Who eats the burnt toast at your house?

Go ahead, admit it. You do.

Author Tenneva Jordan said, “A mother is a person who, seeing there are only four pieces of pie for five people, promptly announces she never did care for pie.” 

Everyone knows mothers personify selflessness and generosity, so what I’m about to propose might border on heresy. Here goes:

I think moms are too unselfish sometimes. 

Instead of setting a good example for our children, I wonder if our purely-motivated, selfless actions might actually be having the opposite effect.  

Motherhood is, by nature, an unselfish calling. Even before our children are born, we begin to deny ourselves. We lose sleep, money, and the ability to see our feet—sometimes forever. And then they’re born. We lose more sleep, more money, and we still can’t see our feet because they never stop moving.

Ever.

If there isn’t enough money for two winter coats and you and your child need one, your child gets it—no questions asked. They go to the dentist every six months because you wouldn’t dream of neglecting your children’s teeth, but you haven’t had yours checked in years. When there are limited resources and unlimited needs, parents sacrifice for their children. It’s good, right, and responsible. 

But sometimes mothers take it too far. We sacrifice what we don’t have to, as if there is a virtue in going above and beyond the duty of selflessness. In doing so, I think we set a poor example for our families and train them to neglect and slight the mothers in their lives.

Take the burnt toast, for example. I actually overheard one of my friend’s children say to his sister as he surveyed the breakfast table, “Mom will eat the burnt one; she likes it.”

By always taking the leftovers, never speaking up about our preferences, and always yielding our “rights” for the benefit of our children, we set the stage for our children to devalue us and the other mothers in their lives. We also risk creating selfish, self-centered children with a sense of entitlement. And anyone who’s raised adolescent children knows this is the last thing we need to encourage.

In the burnt toast scenario, what if we presented it another way? What if we said, “Uh oh, one piece of garlic bread got a little crispy. I ate the crispy one last time, who would like to be unselfish and take it this time?” If someone rises to the occasion, praise and thank them. If you get no takers, “volunteer” someone, and rotate the privilege as the opportunity presents itself. 

This is a great time for Dad to step into the teaching lesson. Perhaps he can set the tone by saying, “You know, Mom is usually the one who eats the broken cookie, the burnt toast, or the smallest piece of chicken. But Mom’s really special, and she deserves the BEST. I’ll take the burned one so she can have a nice piece.
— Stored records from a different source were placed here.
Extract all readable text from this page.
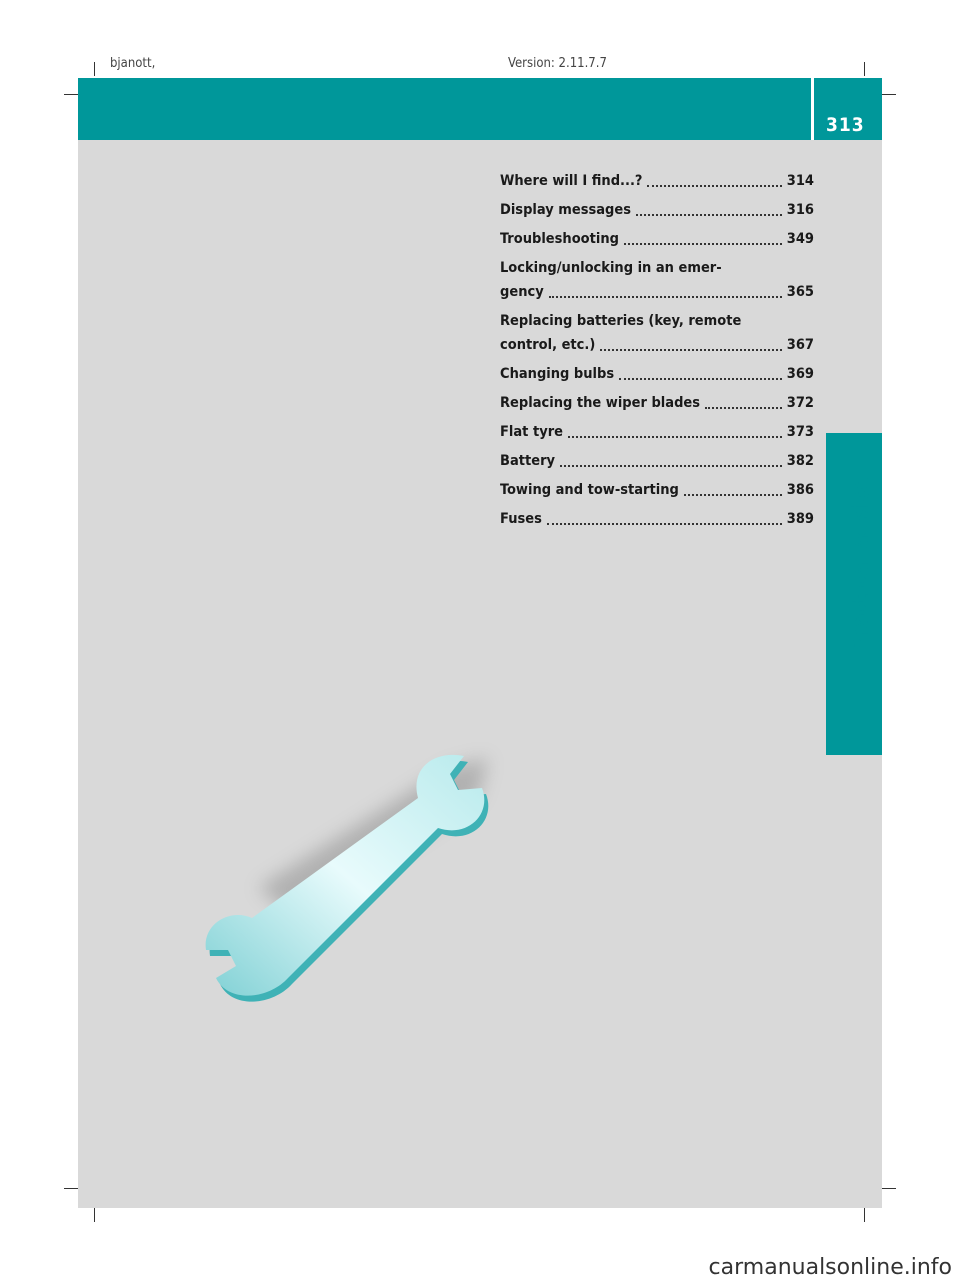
bjanott,	Version: 2.11.7.7
313
Practical advice
Where will I find...?	314
Display messages	316
Troubleshooting	349
Locking/unlocking in an emer-
gency	365
Replacing batteries (key, remote
control, etc.)	367
Changing bulbs	369
Replacing the wiper blades	372
Flat tyre	373
Battery	382
Towing and tow-starting	386
Fuses	389
carmanualsonline.info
After all, she cooked this delicious meal for us.”

And instead of Mom being the last one to sit down and the first one to jump up for the milk, the ketchup, and the serving spoon, what if Dad said, “Honey, you’ve worked hard to cook this wonderful meal for us. Why don’t you sit down and let us serve you?” From this powerful example, our children learn to view Mom not as a servant, but as an appreciated, valued member of the family. 

Even if we don’t have our husband’s support, we can still instruct our children in ways that will help them understand that moms are dignified human beings worthy of respect, honor, and deference.

We can say, “I’ve spend the last hour helping you with your school work. Now it’s Mommy’s time to do something for herself. Please don’t interrupt me for the next 30 minutes.” And then don’t cave.